Mahkememizce yapılan yargılama sonunda 09/10/2017 tarih ve 2016/475 E.- 2017/345 K. sayılı kararla ÖZETLE ” 25. sınıftaki emtialar yönünden davacının “…” ibareli başvurusuyla davalıya ait “…+şekil” ibareli marka arasında biçim, düzenleme ve tertip tarzı itibariyle görsel ve sescil olarak ortalama tüketicileri iltibasa düşürecek derecede bir benzerlik bulunduğu, başvuru konusu işaret ile davalı markası arasında işletmesel bağ olduğu izleniminin uyanacağı, iptali istenen YİDK kararının yerinde olduğu gerekçesiyle davanın reddine ” şeklinde karar verilmiştir.

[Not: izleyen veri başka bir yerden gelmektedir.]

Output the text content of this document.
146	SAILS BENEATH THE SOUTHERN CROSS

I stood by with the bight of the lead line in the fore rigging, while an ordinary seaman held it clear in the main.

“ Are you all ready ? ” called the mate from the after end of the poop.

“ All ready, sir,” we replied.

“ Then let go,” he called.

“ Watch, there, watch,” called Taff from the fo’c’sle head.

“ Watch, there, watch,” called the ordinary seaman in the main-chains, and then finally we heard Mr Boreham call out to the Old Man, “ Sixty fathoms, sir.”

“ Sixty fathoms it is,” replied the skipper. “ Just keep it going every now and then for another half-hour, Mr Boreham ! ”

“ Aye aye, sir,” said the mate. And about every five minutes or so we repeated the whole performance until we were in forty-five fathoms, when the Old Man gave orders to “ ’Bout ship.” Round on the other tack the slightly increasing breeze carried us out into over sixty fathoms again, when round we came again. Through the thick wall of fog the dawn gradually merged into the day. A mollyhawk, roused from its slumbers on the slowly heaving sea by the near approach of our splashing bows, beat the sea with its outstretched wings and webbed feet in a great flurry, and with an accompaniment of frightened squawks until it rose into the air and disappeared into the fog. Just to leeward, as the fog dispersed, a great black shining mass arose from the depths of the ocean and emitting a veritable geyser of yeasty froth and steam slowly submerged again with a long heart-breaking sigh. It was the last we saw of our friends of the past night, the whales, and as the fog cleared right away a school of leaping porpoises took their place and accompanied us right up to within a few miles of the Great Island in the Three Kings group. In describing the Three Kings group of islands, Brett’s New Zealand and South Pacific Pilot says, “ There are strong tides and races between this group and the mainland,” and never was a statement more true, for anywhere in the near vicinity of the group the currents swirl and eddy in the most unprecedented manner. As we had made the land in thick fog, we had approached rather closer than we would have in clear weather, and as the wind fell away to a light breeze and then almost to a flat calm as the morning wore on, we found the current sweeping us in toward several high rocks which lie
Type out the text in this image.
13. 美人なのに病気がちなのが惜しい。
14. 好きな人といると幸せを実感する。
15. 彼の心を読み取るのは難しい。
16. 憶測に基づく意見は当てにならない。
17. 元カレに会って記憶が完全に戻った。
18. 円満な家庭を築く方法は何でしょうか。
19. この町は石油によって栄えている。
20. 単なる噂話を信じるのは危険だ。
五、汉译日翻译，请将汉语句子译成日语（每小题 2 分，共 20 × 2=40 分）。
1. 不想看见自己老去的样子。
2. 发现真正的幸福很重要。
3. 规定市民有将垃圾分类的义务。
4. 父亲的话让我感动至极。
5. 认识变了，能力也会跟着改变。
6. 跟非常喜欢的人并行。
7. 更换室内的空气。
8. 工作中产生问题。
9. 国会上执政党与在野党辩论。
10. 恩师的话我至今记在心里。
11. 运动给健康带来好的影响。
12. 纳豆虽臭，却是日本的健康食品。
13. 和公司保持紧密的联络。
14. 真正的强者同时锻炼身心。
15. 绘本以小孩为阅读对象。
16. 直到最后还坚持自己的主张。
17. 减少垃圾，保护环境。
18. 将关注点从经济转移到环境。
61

Bu karar davacı vekili tarafından istinaf edilmesi üzerine, istinaf isteminin esastan reddine dair Ankara BAM … Hukuk Dairesi’nce verilen 30/05/2019 tarih ve 2018/1216 E.- 2019/654 K. sayılı kararın temyizen Yargıtayca incelenmesi davacı vekili tarafından istenmiş olmakla YARGITAY … HD.nin 03/06/2020 Tarih ve … Esas, 2020/2581 Karar sayı ile ÖZETLE ; “Davacının başvuru markası “…”, davalının itirazına mesnet markası ise “… + ŞEKİL” ibaresidir. Markalar arasında 556 sayılı KHK’nın 8/1-b maddesi uyarınca karıştırılma ihtimalinin varlığı değerlendirilirken, markaların birbirlerine olan görsel, sescil ve kavramsal benzerlikleri yanında, markaya konu unsurların ayırt edicilik gücü de dikkate alınmalıdır. Bu anlamda markalarda yer alan ve tescil kapsamındaki mal ve hizmetler yönünden amaç, tercih veya yöntem belirten tanımlayıcı ibareler karşılaştırmada dikkate alınmaz. Tanımlayıcı olmamakla birlikte tanımlayıcılığa yakın olan ibareler yönünden ise koruma düzeyinin düşük tutulması gerekir. Esasen tanımlayıcı olmakla birlikte, KHK’nın 7/son maddesi uyarınca kullanım sonucu ayırt edici kılınarak marka olarak tescili sağlanan ibareler yönünden, sadece tescilin sağlandığı gerekçesiyle bu ibarenin kullanım tekeli de kimseye bırakılamaz.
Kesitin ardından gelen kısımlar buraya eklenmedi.